Hamburger J, Abbasi I, Ramzy R M, Jourdane J, Ruppel A
Kuvin Centre, Hebrew University, Hadassah Medical School, Jerusalem, Israel.
Am J Trop Med Hyg. 2001 Dec;65(6):907-11. doi: 10.4269/ajtmh.2001.65.907.
We have cloned from Schistosoma haematobium genome a repeated sequence, the DraI repeated sequence, which consists of tandemly arranged 121-bp-long units and which is highly abundant (approximately 15% of the S. haematobium genome). By these features, the DraI repeat is similar to the Sm1-7 sequence of Schistosoma mansoni previously described by us. However, their nucleotide sequences are profoundly different. Polymerase chain reaction (PCR) primers were designed on the basis of the DraI sequence information and were used in a PCR assay by which as little as 10 fg of schistosomal DNA as well as individual cercariae were detected. The DraI repeat cross-hybridized with DNA from Schistosoma bovis, Schistosoma magrebowiei, Schistosoma mattheei, Schistosoma curassoni, and Schistosoma intercalatum, but not with DNA from S. mansoni nor from Trichobilharzia ocellata and Echinostoma sp. A potential value of this PCR assay is suggested for monitoring free-living cercariae and infected snails only in bodies free of cross-hybridizing species.

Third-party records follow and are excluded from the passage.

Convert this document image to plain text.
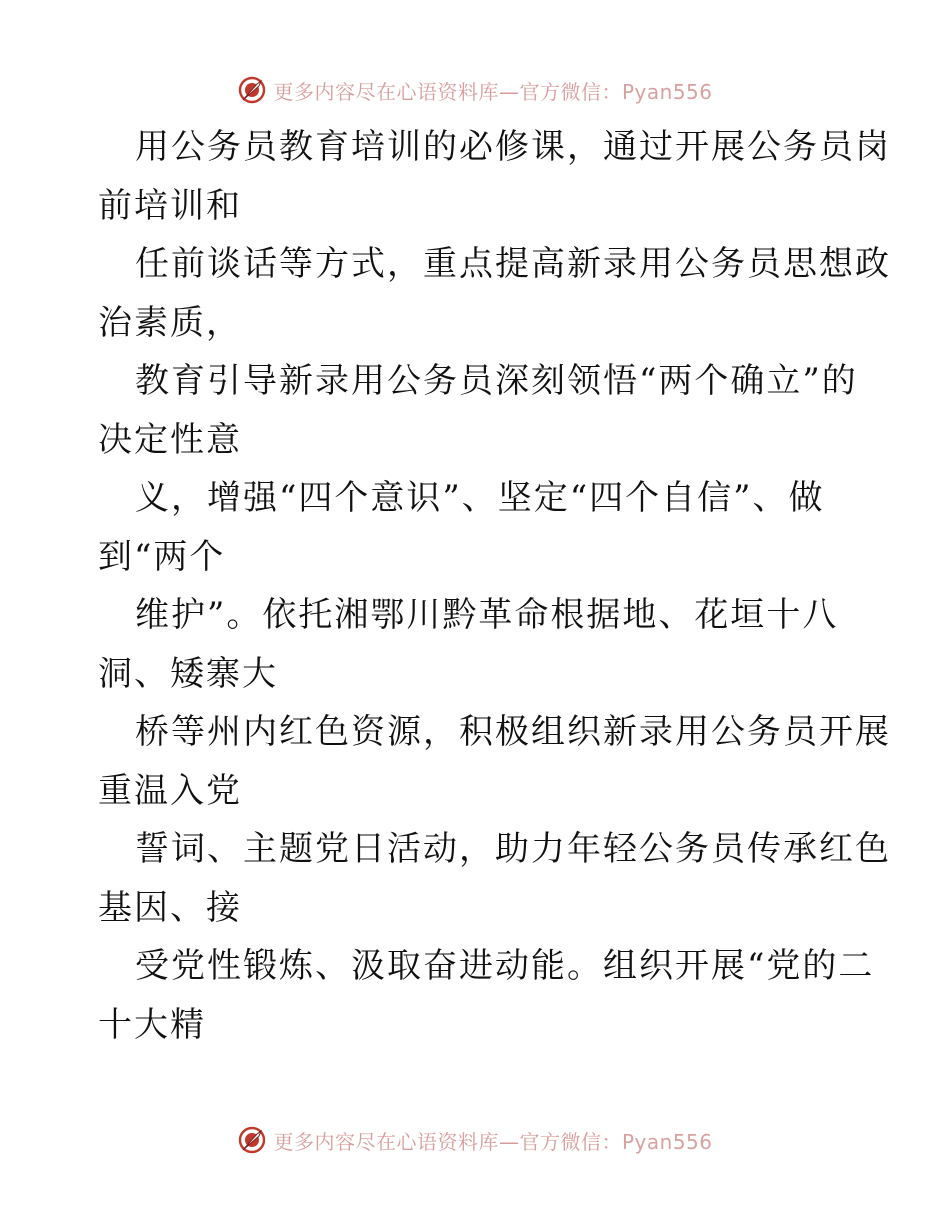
更多内容尽在心语资料库—官方微信：Pyan556
用公务员教育培训的必修课，通过开展公务员岗
前培训和
任前谈话等方式，重点提高新录用公务员思想政
治素质，
教育引导新录用公务员深刻领悟“两个确立”的
决定性意
义，增强“四个意识”、坚定“四个自信”、做
到“两个
维护”。依托湘鄂川黔革命根据地、花垣十八
洞、矮寨大
桥等州内红色资源，积极组织新录用公务员开展
重温入党
誓词、主题党日活动，助力年轻公务员传承红色
基因、接
受党性锻炼、汲取奋进动能。组织开展“党的二
十大精
更多内容尽在心语资料库—官方微信：Pyan556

我们从埃及血吸虫基因组中克隆出了一个重复序列,即DraI重复序列,它由串联排列的121个碱基对长的单元组成,且高度丰富(约占埃及血吸虫基因组的15%)。基于这些特征,DraI重复序列与我们之前描述的曼氏血吸虫的Sm1-7序列相似。然而,它们的核苷酸序列却有很大差异。根据DraI序列信息设计了聚合酶链反应(PCR)引物,并将其用于PCR检测,该检测能够检测低至10 fg的血吸虫DNA以及单个尾蚴。DraI重复序列与来自牛血吸虫、马格里布血吸虫、马修血吸虫、库拉索血吸虫和间插血吸虫的DNA发生交叉杂交,但与曼氏血吸虫以及卵形毛毕吸虫和棘口吸虫属的DNA不发生杂交。该PCR检测方法的潜在价值在于,仅在没有交叉杂交物种的宿主体内监测自由生活的尾蚴和受感染的蜗牛。